- Born: June 13, 1969 (age 57) Long Island, New York, U.S.
- Education: Troy State University

Comedy career
- Years active: 1989 – Present
- Medium: stand-up, television
- Genre: Observational comedy
- Subjects: American culture and human behavior

= Lynne Koplitz =

American stand-up comedian and actress (born 1969)

Lynne Koplitz is an American stand-up comedian and actress. Koplitz was host of Telepictures' nationally syndicated dating show Change of Heart, guest host on NBC's Later, co-host of the Food Network's How to Boil Water, and co-host of Sony Pictures syndicated talk show Life and Style. Her stand-up has appeared on a number of Comedy Central specials, including Premium Blend and Comedy Central Presents. She performed at the Just for Laughs comedy festival in Montreal.

==Life and career==
Koplitz was born on Long Island, New York, and grew up in Sarasota, Florida. Koplitz earned a BA in theatre arts from Troy State University where she was a member of the Iota Kappa chapter of Chi Omega in 1989. She performed for a regional theater group in Knoxville, Tennessee, before moving to New York City.

Koplitz is one of the comedian contributors to the History of the Joke on the History Channel, hosted by Lewis Black. Koplitz was featured in a series of advertisements for her alma mater, Troy University. She co-starred on Sony’s syndicated talk show, Life & Style with Jules Asner and Kimora Lee Simmons, as well as the NBC shows, Extra, The Other Half, and Shop & Style. Lynne also had a half-hour special, Comedy Central Presents: Lynne Koplitz on Comedy Central. She was featured in a commercial for Midol. Koplitz also played Dina, the manager of the band ZO2, on IFC's Z Rock. In 2009, she co-hosted the inaugural broadcast of the StarTalk podcast, along with well-known astrophysicist Dr. Neil deGrasse Tyson.

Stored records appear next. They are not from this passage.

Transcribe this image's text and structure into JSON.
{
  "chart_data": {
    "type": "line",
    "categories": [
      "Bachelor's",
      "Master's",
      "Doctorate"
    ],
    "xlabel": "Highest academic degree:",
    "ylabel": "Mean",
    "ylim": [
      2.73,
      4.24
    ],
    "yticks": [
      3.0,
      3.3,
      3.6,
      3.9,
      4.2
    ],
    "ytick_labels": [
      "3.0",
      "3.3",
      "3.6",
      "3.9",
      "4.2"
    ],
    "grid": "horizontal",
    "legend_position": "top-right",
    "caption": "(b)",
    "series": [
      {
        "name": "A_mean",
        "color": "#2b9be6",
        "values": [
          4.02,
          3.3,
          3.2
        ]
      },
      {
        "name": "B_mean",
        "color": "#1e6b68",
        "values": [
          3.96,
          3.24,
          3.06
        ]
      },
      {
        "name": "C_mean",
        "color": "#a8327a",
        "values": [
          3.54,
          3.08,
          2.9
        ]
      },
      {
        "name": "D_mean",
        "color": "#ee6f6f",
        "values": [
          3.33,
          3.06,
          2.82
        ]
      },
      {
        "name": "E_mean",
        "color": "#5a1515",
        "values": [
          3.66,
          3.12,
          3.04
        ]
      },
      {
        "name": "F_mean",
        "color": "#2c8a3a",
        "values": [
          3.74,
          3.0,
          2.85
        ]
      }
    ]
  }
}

On September 20, 2010, Koplitz played Sister Rita in a staged reading of the Charles Messina play A Room of My Own at The Theatre at 45 Bleecker Street in Greenwich Village.

Koplitz appeared on the We TV series, Joan & Melissa: Joan Knows Best.

In 2017, she released her first Netflix special, titled Hormonal Beast, to positive reviews. She dedicated her special to Joan Rivers.